My daughter was recently given a gift for her birthday that featured her favourite group of rescue puppies. Those of you with children under 5 will know exactly the pups to which I'm referring. They are the equivalent of magicians in our household as they have the near-impossible ability to capture our toddler's attention for an extended amount of time, giving these tired parents a small break in our day.

As my daughter opened her gift and saw her favourite canines on a special place mat, excited shrieks erupted from her. Eyes shining, she pulled out the place mat and stared at her new treasure. Then, with questioning eyes turned up to her mama, she asked where the little girl puppy was. I glanced down at the place mat, thinking that she must have been so excited for her present that she missed seeing the little pink pup.

But there was no pink pup to be found.

Instead, five little boy pups stood proudly staring out at us, and I was rendered speechless. In fact, to borrow a line from the show, I was "fired up".

Thinking there must be some mistake about the absence of the pink puppy on the team, I spoke with some friends about the missing pink pup, and was informed that this was not the only pup-themed item from the beloved tv show that excluded the sole female member. I was told she was left off numerous show paraphernalia, and that for some items they segregate the puppies into male and female specific items complete with stereotypical male and female colours.

And so I ask, what am supposed to do when my little blue-eyed girl looks up at me from her all-male placemat wondering where her pink pup hero is?

I realize that I am not in control of television merchandise. But I am in control of how I respond to this and many other similar situations that are bound to arise in the next 18+ years of raising a daughter.

To begin wrapping my head around how I am going to help address the glaring oversight on my child's present, I press play on Beyonce's Who Run the World song and let it play on repeat. Loudly.

Then, I make the following commitments to my little girl.

- I will not put my daughter into a gender pigeon hole, and will encourage whatever her interests end up being. Whether she enjoys dancing, painting, building, strumming, or throwing, this mama will be cheering so loud that ears will be ringing.

- I will talk endlessly to my daughter about her amazing grandmas; their strength is envious and their love is endless.

- I will talk equally as much about her wonderful grandpas; their perseverance is tireless, and their compassion is palpable.

- I will help foster relationships with my daughter's biological aunties, and with her aunties-of-the heart. These women are my tribe. They are my sister-joists. I know they will become members of my daughter's tribe as well.

- I will provide space for my daughter to have special dates with her daddy. This is one of THE MOST important relationships in her life, and I will tell my ego to take a backseat once in a while.

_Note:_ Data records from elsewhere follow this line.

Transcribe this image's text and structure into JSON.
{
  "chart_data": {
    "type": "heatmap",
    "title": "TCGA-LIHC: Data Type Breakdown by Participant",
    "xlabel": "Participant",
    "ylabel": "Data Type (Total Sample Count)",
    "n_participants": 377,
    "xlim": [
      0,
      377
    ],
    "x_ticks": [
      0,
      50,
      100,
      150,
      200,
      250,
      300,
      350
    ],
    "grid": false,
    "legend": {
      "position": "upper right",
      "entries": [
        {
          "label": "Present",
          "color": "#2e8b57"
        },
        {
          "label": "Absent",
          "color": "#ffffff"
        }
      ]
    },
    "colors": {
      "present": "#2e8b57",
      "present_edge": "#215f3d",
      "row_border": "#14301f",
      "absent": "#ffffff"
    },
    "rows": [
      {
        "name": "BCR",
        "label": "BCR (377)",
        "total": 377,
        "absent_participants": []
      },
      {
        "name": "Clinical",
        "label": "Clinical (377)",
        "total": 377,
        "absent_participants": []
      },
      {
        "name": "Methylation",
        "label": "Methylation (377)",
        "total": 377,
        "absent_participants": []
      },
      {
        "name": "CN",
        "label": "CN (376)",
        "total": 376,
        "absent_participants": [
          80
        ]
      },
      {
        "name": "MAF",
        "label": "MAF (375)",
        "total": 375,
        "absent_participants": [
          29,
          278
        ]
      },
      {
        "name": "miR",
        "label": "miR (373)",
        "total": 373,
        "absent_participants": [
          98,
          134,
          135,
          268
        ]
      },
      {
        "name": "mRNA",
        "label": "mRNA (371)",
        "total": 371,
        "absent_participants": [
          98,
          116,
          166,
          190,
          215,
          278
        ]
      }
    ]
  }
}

- I will encourage my daughter to nurture friendships with both boys and girls. Real or imaginary. Gay or straight. Blonde or brunette...or pink, or green.

- I will help build coping skills for possible moments in my daughter's life that make her feel less-than because she's a girl.

- I will surround my daughter with books and television programming that feature all kinds of people, in all kinds of roles, from all kinds of places.

- I will chant "Be True to Yourself, Be True to Yourself, Be True to Yourself, in the style of The Little Engine that Could until she is old enough to roll her eyes in annoyance. And then I'll chant it again.

So. What do I tell my sweet girl when she asks her mama why her pink pup hero is absent from her place mat?

I simply respond "Baby girl, the pink pup could not make it that day. She was too busy running the world".